RUAS

 

 

incipt: [rua da alegria, rua de areia, rua de cá, rua de lá, rua de sangue, rua do comércio, rua dos apaixonados, rua dos cegos, rua dos escravos, rua dos indiferentes, rua dos loucos, rua dos penhores, rua dos trabalhadores, rua dos vagabundos, rua dos velhos, ruas abertas, ruas alucinadas, ruas ambíguas, ruas amorosas, ruas aristocráticas, ruas assombradas, ruas bêbadas, ruas caluniosas, ruas cancerosas, ruas carnavalescas, ruas claras, ruas conflituosas, ruas confusas, ruas covardes, ruas criminosas, ruas da fantasia, ruas da madrugada, ruas da morte, ruas da noite, ruas da ponte, ruas da praia, ruas da solidão, ruas da tarde, ruas das mulheres, ruas novas, ruas das paixões, ruas de baixo, ruas de cima, ruas de dentro, ruas de ferro, ruas de fora, ruas de gente, ruas de madeira, ruas de pedra, ruas de tijolos, ruas decadentes, ruas delicadas, ruas depravadas, ruas desertas, ruas desgraçadas, ruas desviadas, ruas distantes, ruas do choro, ruas do dia, ruas do horizonte, ruas do mar, ruas do meio, ruas do olho, ruas do prazer, ruas do reflexo, ruas do riso, ruas do vício, ruas dos homens, ruas dos surdos, ruas elogiosas, ruas escuras, ruas esquecidas, ruas estranguladas, ruas estreitas, ruas familiares, ruas fechadas, ruas furiosas, ruas gananciosas, ruas guerreiras, ruas honestas, ruas humildes, ruas imóveis, ruas impertinentes, ruas imundas, ruas infames; ruas infelizes, ruas infernais, ruas íntimas, ruas invejosas, ruas largas, ruas levianas, ruas livres, ruas medrosas, ruas melancólicas, ruas mentirosas, ruas miseráveis, ruas misteriosas, ruas mortais, ruas mortas, ruas movediças, ruas nervosas, ruas nobres, ruas perigosas, ruas poéticas, ruas prodigiosas, ruas próximas, ruas puras, ruas revoltosas, ruas românticas, ruas selvagens, ruas sem alma, ruas sem história, ruas sem lugar, ruas sem memória, ruas sem nome, ruas sinistras, ruas sinistras, ruas sóbrias, ruas sonâmbulas, ruas surdas, ruas trágicas, ruas vaidosas, ruas velhas, ruas verticais, ruas viajadas, ruas virgens.]

 

porque o pequeno, o minúsculo e o insignificante escondem melhor suas fundações, é que as cosmópoles desvendam aquilo que as cidades sempre velaram: o segredo das ruas.

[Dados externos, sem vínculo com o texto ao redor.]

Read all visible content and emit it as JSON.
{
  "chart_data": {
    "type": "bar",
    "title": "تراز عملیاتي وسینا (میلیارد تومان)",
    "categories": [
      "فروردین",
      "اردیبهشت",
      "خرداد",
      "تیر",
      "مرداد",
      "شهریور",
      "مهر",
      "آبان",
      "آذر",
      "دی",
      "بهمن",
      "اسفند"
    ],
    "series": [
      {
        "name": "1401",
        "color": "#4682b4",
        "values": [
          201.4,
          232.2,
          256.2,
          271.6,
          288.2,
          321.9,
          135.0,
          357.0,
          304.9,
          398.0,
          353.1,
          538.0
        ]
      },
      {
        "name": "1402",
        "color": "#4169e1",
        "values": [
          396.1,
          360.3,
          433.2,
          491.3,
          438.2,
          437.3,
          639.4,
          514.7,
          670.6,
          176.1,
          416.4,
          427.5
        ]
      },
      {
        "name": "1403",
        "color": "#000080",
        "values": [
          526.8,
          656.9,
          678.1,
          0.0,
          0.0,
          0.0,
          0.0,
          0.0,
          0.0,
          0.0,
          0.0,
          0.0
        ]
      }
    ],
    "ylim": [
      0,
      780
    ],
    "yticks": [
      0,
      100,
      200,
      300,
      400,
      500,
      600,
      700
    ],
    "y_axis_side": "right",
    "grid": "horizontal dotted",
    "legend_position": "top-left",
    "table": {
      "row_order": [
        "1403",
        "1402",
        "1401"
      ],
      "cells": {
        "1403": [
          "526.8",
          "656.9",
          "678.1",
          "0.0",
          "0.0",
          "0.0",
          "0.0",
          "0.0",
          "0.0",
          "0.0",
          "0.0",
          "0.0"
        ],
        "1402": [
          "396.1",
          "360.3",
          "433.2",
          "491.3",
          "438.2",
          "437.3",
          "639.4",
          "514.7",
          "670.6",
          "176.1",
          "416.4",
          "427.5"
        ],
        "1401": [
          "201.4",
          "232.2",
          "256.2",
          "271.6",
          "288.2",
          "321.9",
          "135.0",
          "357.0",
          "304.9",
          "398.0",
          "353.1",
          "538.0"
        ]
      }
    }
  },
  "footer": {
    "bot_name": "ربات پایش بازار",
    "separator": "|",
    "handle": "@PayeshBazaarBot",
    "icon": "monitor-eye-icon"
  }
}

as ruas não podem ser amadas. elas não são partilhadas por todos a não ser na ilusão das próprias ruas. a intimidade é fingida. ali não somos irmãos, nem família, nem companheiros, nem camaradas, nem amigos (também ilusões projetadas pelas ruas, criando as casas, as famílias, as corporações). servos clamando a igualdade. diferentes e tão parecidos: acessórios da produção e do consumo: prostitutas, cães vadios, trabalhadores, desviados, monstros, polícias, miseráveis. ali nada nos libera, tudo nos nivela no sonho da diferença.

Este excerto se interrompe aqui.